= Aleksandar Jugović =

Academic, author, and politician in Serbia

Aleksandar Jugović (Александар Југовић; born 2 November 1975) is an academic, author, and politician in Serbia. He has served in the National Assembly of Serbia since 2008 as a member of the Serbian Renewal Movement (Srpski pokret obnove, SPO).

==Early life and private career==
Jugović was born in Čačak, in what was then the Socialist Republic of Serbia in the Socialist Federal Republic of Yugoslavia. He is a graduate of the University of Belgrade Faculty of Philology and is a professor of Serbian language and literature. Jugović has published the poetry collections Krv i nije voda (1995), Na kraju krajeva (1999), and Jesenim proleća (2002), the play Luna-park, and the novels DISharmonija (2005), Tri roga meseca (2006), Srpski u sto lekcija (2008), Montana (2010), Laureat (2014), Opsenar (2016), and Mora (2018).

==Politician==
===From 2004 to 2012===
Jugović received the 105th position on a combined electoral list of the SPO and New Serbia in the 2003 Serbian parliamentary election. The SPO–New Serbia alliance won twenty-two seats, and he was not chosen for his party's delegation. (From 2000 to 2011, mandates in Serbian elections were distributed at the discretion of successful parties and coalitions, and it was common practice for the mandates to be awarded out of numerical order. Jugović could have been given a mandate despite his relatively low list position, but he was not.) From 2004 to 2007, Jugović served as assistant Serbian minister of culture, working with SPO minister Dragan Kojadinović.

The SPO contested the 2007 Serbian parliamentary election on its own, and Jugović received the eighty-sixth position on its list (which was largely arranged in alphabetical order). The party did not receive enough votes to cross the electoral threshold to win representation in the assembly.

For the 2008 election, the SPO joined the Democratic Party's For a European Serbia alliance, and Jugović received the eighty-sixth position on its list. The alliance won 102 out of 250 parliamentary mandates and was subsequently able to form a coalition government. Jugović was included in the SPO's parliamentary delegation.

In October 2008, Jugović described the SPO as "the pillar that rallies the intellectual and pro-European [Union], responsible right wing" in Serbian politics, placing it in the ideological tradition of figures such as Konrad Adenauer and Charles de Gaulle. Three years later, he argued that Serbia should not celebrate July 7 as Uprising Day; his contention was that the Yugoslav partisan uprising on that date in World War II was motivated by communist ideology rather than opposition to the Axis occupation of Serbia.

In September 2009, Jugović proposed a decentralization strategy for Serbia that, among other things, would have divided Vojvodina into three regions. He supported the Ahtisaari plan in relation to the status of Kosovo and Metohija within Serbia.

===Since 2012===
Serbia's electoral system was reformed in 2011, such that parliamentary mandates were assigned in numerical order to candidates on successful lists. The SPO contested the 2012 parliamentary election as part of the Preokret coalition, alternately known in English as Turnover or U-Turn.

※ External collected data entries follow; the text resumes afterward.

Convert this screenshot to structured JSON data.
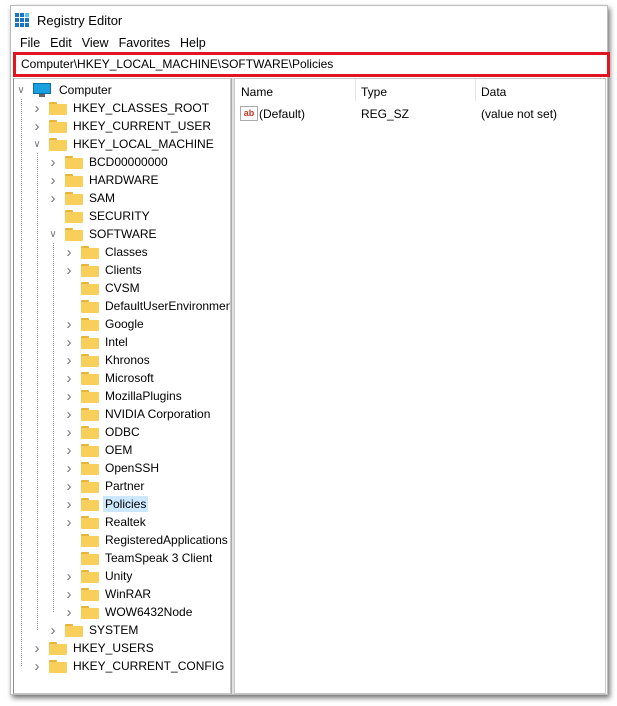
{
  "window": {
    "title": "Registry Editor"
  },
  "menu": [
    "File",
    "Edit",
    "View",
    "Favorites",
    "Help"
  ],
  "address": {
    "path": "Computer\\HKEY_LOCAL_MACHINE\\SOFTWARE\\Policies",
    "highlight_color": "#e0151f"
  },
  "columns": [
    "Name",
    "Type",
    "Data"
  ],
  "values": [
    {
      "name": "(Default)",
      "type": "REG_SZ",
      "data": "(value not set)",
      "icon": "string-value-icon"
    }
  ],
  "tree": [
    {
      "label": "Computer",
      "depth": 0,
      "chevron": "expanded",
      "icon": "computer-icon"
    },
    {
      "label": "HKEY_CLASSES_ROOT",
      "depth": 1,
      "chevron": "collapsed"
    },
    {
      "label": "HKEY_CURRENT_USER",
      "depth": 1,
      "chevron": "collapsed"
    },
    {
      "label": "HKEY_LOCAL_MACHINE",
      "depth": 1,
      "chevron": "expanded"
    },
    {
      "label": "BCD00000000",
      "depth": 2,
      "chevron": "collapsed"
    },
    {
      "label": "HARDWARE",
      "depth": 2,
      "chevron": "collapsed"
    },
    {
      "label": "SAM",
      "depth": 2,
      "chevron": "collapsed"
    },
    {
      "label": "SECURITY",
      "depth": 2,
      "chevron": "none"
    },
    {
      "label": "SOFTWARE",
      "depth": 2,
      "chevron": "expanded"
    },
    {
      "label": "Classes",
      "depth": 3,
      "chevron": "collapsed"
    },
    {
      "label": "Clients",
      "depth": 3,
      "chevron": "collapsed"
    },
    {
      "label": "CVSM",
      "depth": 3,
      "chevron": "none"
    },
    {
      "label": "DefaultUserEnvironment",
      "depth": 3,
      "chevron": "none"
    },
    {
      "label": "Google",
      "depth": 3,
      "chevron": "collapsed"
    },
    {
      "label": "Intel",
      "depth": 3,
      "chevron": "collapsed"
    },
    {
      "label": "Khronos",
      "depth": 3,
      "chevron": "collapsed"
    },
    {
      "label": "Microsoft",
      "depth": 3,
      "chevron": "collapsed"
    },
    {
      "label": "MozillaPlugins",
      "depth": 3,
      "chevron": "collapsed"
    },
    {
      "label": "NVIDIA Corporation",
      "depth": 3,
      "chevron": "collapsed"
    },
    {
      "label": "ODBC",
      "depth": 3,
      "chevron": "collapsed"
    },
    {
      "label": "OEM",
      "depth": 3,
      "chevron": "collapsed"
    },
    {
      "label": "OpenSSH",
      "depth": 3,
      "chevron": "collapsed"
    },
    {
      "label": "Partner",
      "depth": 3,
      "chevron": "collapsed"
    },
    {
      "label": "Policies",
      "depth": 3,
      "chevron": "collapsed",
      "selected": true
    },
    {
      "label": "Realtek",
      "depth": 3,
      "chevron": "collapsed"
    },
    {
      "label": "RegisteredApplications",
      "depth": 3,
      "chevron": "none"
    },
    {
      "label": "TeamSpeak 3 Client",
      "depth": 3,
      "chevron": "none"
    },
    {
      "label": "Unity",
      "depth": 3,
      "chevron": "collapsed"
    },
    {
      "label": "WinRAR",
      "depth": 3,
      "chevron": "collapsed"
    },
    {
      "label": "WOW6432Node",
      "depth": 3,
      "chevron": "collapsed"
    },
    {
      "label": "SYSTEM",
      "depth": 2,
      "chevron": "collapsed"
    },
    {
      "label": "HKEY_USERS",
      "depth": 1,
      "chevron": "collapsed"
    },
    {
      "label": "HKEY_CURRENT_CONFIG",
      "depth": 1,
      "chevron": "collapsed"
    }
  ],
  "colors": {
    "selection": "#cce8ff",
    "folder": "#f8cf5a",
    "accent": "#1a73c8"
  }
}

Jugović received the fifth position on its list, and was re-elected when the alliance won nineteen seats. The Serbian Progressive Party and its allies emerged from the election with the most seats, narrowly defeating the Democratic Party's Choice for a Better Life list. Initially, Jugović urged the formation of a new coalition government led by Boris Tadić and the Democratic Party. Subsequently, however, he supported an alliance between the SPO and the Progressives.

The SPO participated in the Progressive Party's Aleksandar Vučić — Future We Believe In list for the 2014 parliamentary election. Jugović received the twenty-second position on the list and was easily returned when the alliance won a majority with 158 out of 250 seats. He subsequently announced that the SPO would support Vučić's administration in the assembly. From 2012 to 2016, Jugović was the leader of the SPO–Christian Democratic Party of Serbia parliamentary group. He called for changes to the Constitution of Serbia in 2015, saying that the number of deputies in the assembly needed to be reduced and the manner of election changed. As he had done in previous years, he also called for Serbia's secret service files to be opened.

He was re-elected to another term in the National Assembly in the 2016 election after receiving the seventy-first position on the Progressive Party's coalition list, which won a second consecutive majority with 131 seats. The SPO served in the Progressive Party's caucus in the 2016–20 parliament. Jugović was a member of the parliamentary culture and information committee and a deputy member of the committee on science, education, technological development, and the information society. In 2015, he was part of Serbia's delegation to the United States of America's sixty-third annual National Prayer Breakfast in Washington, D.C.

Jugović received the ninety-eighth position on the Progressive Party's Aleksandar Vučić — For Our Children list in the 2020 election and was elected to a fifth term when the list won a landslide majority with 188 mandates. He is currently a member of the assembly's environmental protection committee.